A Refined Quasi‐Static Method for Precise Determination of Piezoelectric Coefficient of Nanostructured Standard and Inclined Thin Films

Abstract Piezoelectric materials are key components for applications including non‐destructive testing, medical imaging, energy harvesting, ultrasonic sensors, and actuators. Among different materials exhibiting piezoelectricity, crystalline thin films are proposed as alternative candidates to replace ceramics due to their high integrability in micro‐/nano‐scale devices and compatibility with non‐conventional flexible/wearable substrates. To measure the piezoelectric response, Berlincourt (BC) quasi‐static method is proposed as one of the simplest, however for thin films this method has not yet been explored in sufficient detail. This paper reports the effects of measuring BC parameters on the resulting piezoelectric coefficient (d33) of sputter deposited ZnO with the shape of standard and inclined nanostructured thin films.
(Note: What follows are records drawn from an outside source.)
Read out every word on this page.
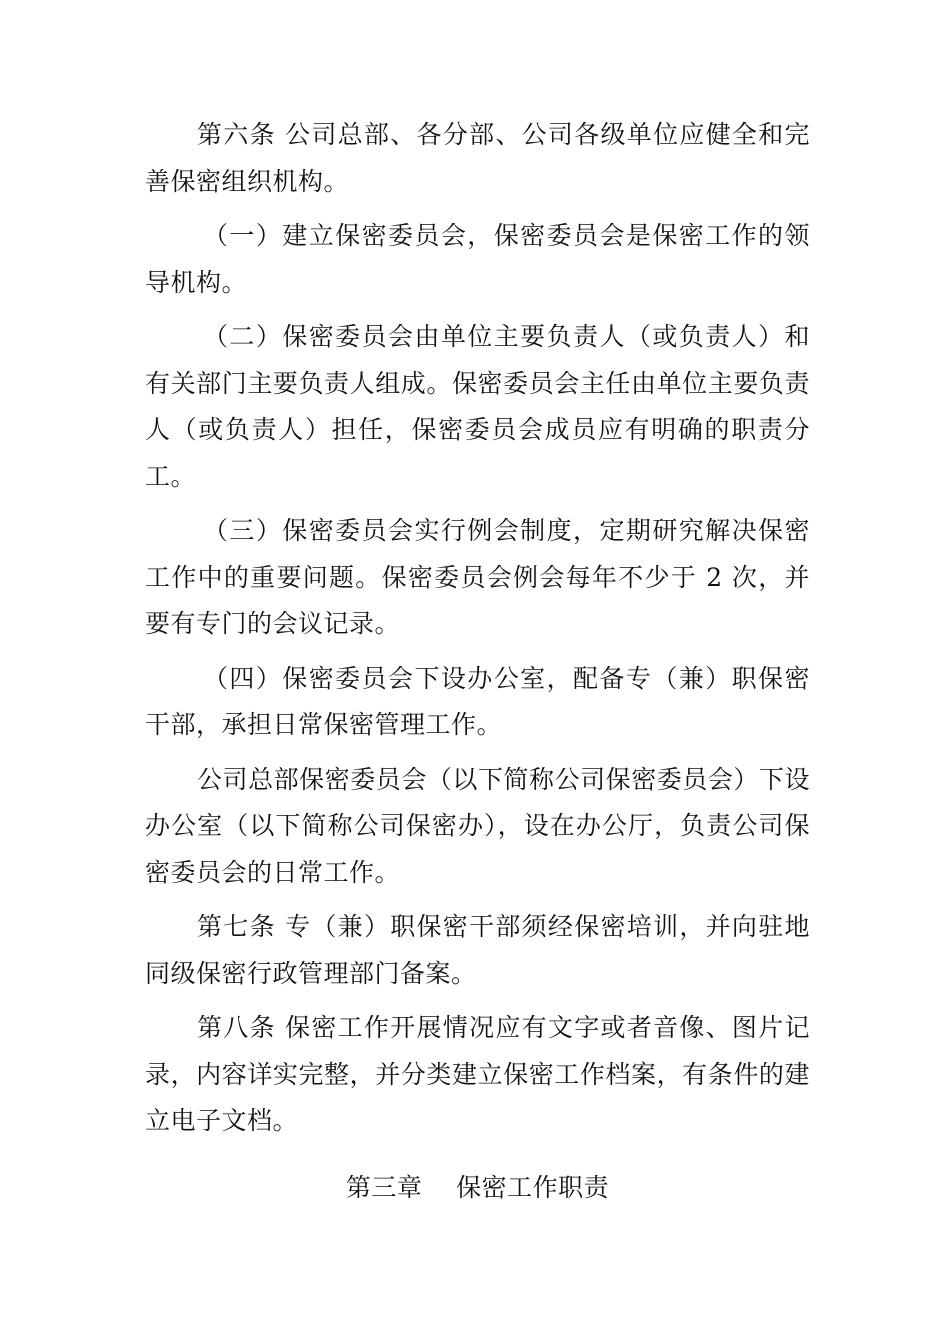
第六条 公司总部、各分部、公司各级单位应健全和完善保密组织机构。

（一）建立保密委员会，保密委员会是保密工作的领导机构。

（二）保密委员会由单位主要负责人（或负责人）和有关部门主要负责人组成。保密委员会主任由单位主要负责人（或负责人）担任，保密委员会成员应有明确的职责分工。

（三）保密委员会实行例会制度，定期研究解决保密工作中的重要问题。保密委员会例会每年不少于 2 次，并要有专门的会议记录。

（四）保密委员会下设办公室，配备专（兼）职保密干部，承担日常保密管理工作。

公司总部保密委员会（以下简称公司保密委员会）下设办公室（以下简称公司保密办），设在办公厅，负责公司保密委员会的日常工作。

第七条 专（兼）职保密干部须经保密培训，并向驻地同级保密行政管理部门备案。

第八条 保密工作开展情况应有文字或者音像、图片记录，内容详实完整，并分类建立保密工作档案，有条件的建立电子文档。

第三章    保密工作职责
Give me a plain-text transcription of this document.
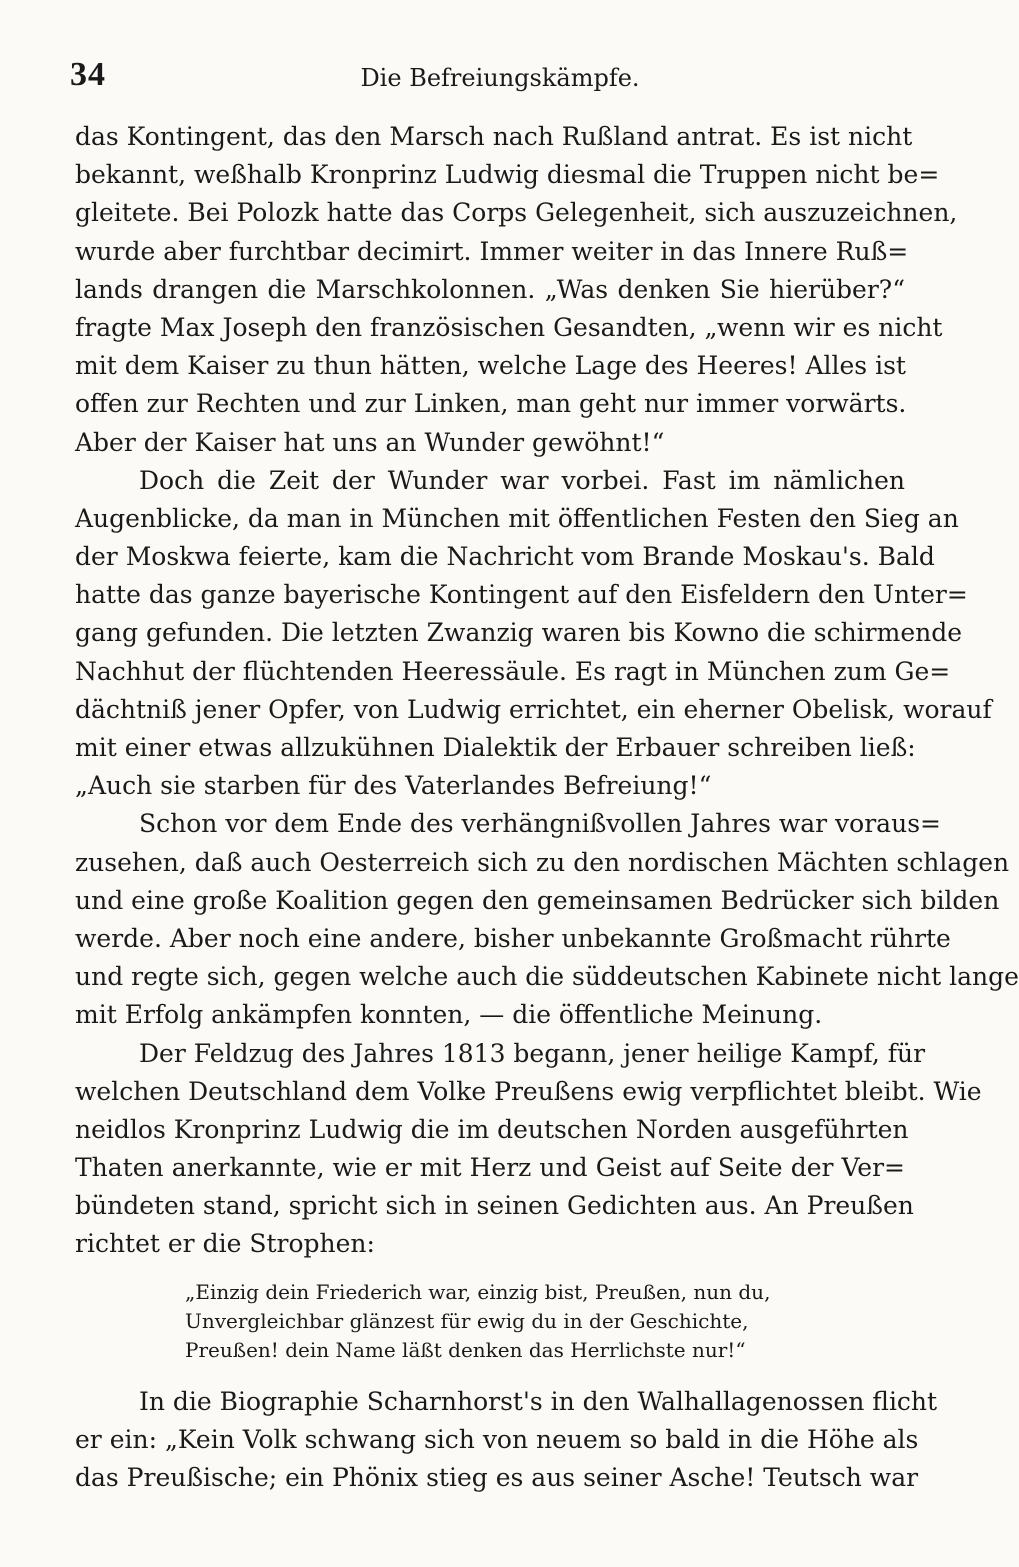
34	Die Befreiungskämpfe.
das Kontingent, das den Marsch nach Rußland antrat. Es ist nicht
bekannt, weßhalb Kronprinz Ludwig diesmal die Truppen nicht be=
gleitete. Bei Polozk hatte das Corps Gelegenheit, sich auszuzeichnen,
wurde aber furchtbar decimirt. Immer weiter in das Innere Ruß=
lands drangen die Marschkolonnen. „Was denken Sie hierüber?“
fragte Max Joseph den französischen Gesandten, „wenn wir es nicht
mit dem Kaiser zu thun hätten, welche Lage des Heeres! Alles ist
offen zur Rechten und zur Linken, man geht nur immer vorwärts.
Aber der Kaiser hat uns an Wunder gewöhnt!“
Doch die Zeit der Wunder war vorbei. Fast im nämlichen
Augenblicke, da man in München mit öffentlichen Festen den Sieg an
der Moskwa feierte, kam die Nachricht vom Brande Moskau's. Bald
hatte das ganze bayerische Kontingent auf den Eisfeldern den Unter=
gang gefunden. Die letzten Zwanzig waren bis Kowno die schirmende
Nachhut der flüchtenden Heeressäule. Es ragt in München zum Ge=
dächtniß jener Opfer, von Ludwig errichtet, ein eherner Obelisk, worauf
mit einer etwas allzukühnen Dialektik der Erbauer schreiben ließ:
„Auch sie starben für des Vaterlandes Befreiung!“
Schon vor dem Ende des verhängnißvollen Jahres war voraus=
zusehen, daß auch Oesterreich sich zu den nordischen Mächten schlagen
und eine große Koalition gegen den gemeinsamen Bedrücker sich bilden
werde. Aber noch eine andere, bisher unbekannte Großmacht rührte
und regte sich, gegen welche auch die süddeutschen Kabinete nicht lange
mit Erfolg ankämpfen konnten, — die öffentliche Meinung.
Der Feldzug des Jahres 1813 begann, jener heilige Kampf, für
welchen Deutschland dem Volke Preußens ewig verpflichtet bleibt. Wie
neidlos Kronprinz Ludwig die im deutschen Norden ausgeführten
Thaten anerkannte, wie er mit Herz und Geist auf Seite der Ver=
bündeten stand, spricht sich in seinen Gedichten aus. An Preußen
richtet er die Strophen:
„Einzig dein Friederich war, einzig bist, Preußen, nun du,
Unvergleichbar glänzest für ewig du in der Geschichte,
Preußen! dein Name läßt denken das Herrlichste nur!“
In die Biographie Scharnhorst's in den Walhallagenossen flicht
er ein: „Kein Volk schwang sich von neuem so bald in die Höhe als
das Preußische; ein Phönix stieg es aus seiner Asche! Teutsch war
Results provide comprehensive, reliable and repeatable information about true piezoelectric coefficient of thin films (6.0 ± 0.1 pC N−1 for standard; 24 ± 1 pC N−1 for inclined films) by selecting optimized parameters in BC measurements, including dynamic force (0.45 Npp), static force (1 N) and frequency (110 Hz), utilizing the protocol here named Method 2 for clamping the film, and measuring after the stage of high variability has passed (t >1200 s). Additionally, this modified BC has allowed the indirect estimation of stress accumulated in the ZnO lattice during measurements, offering a reliable and repeatable method for the determination of true d33 in crystalline thin films.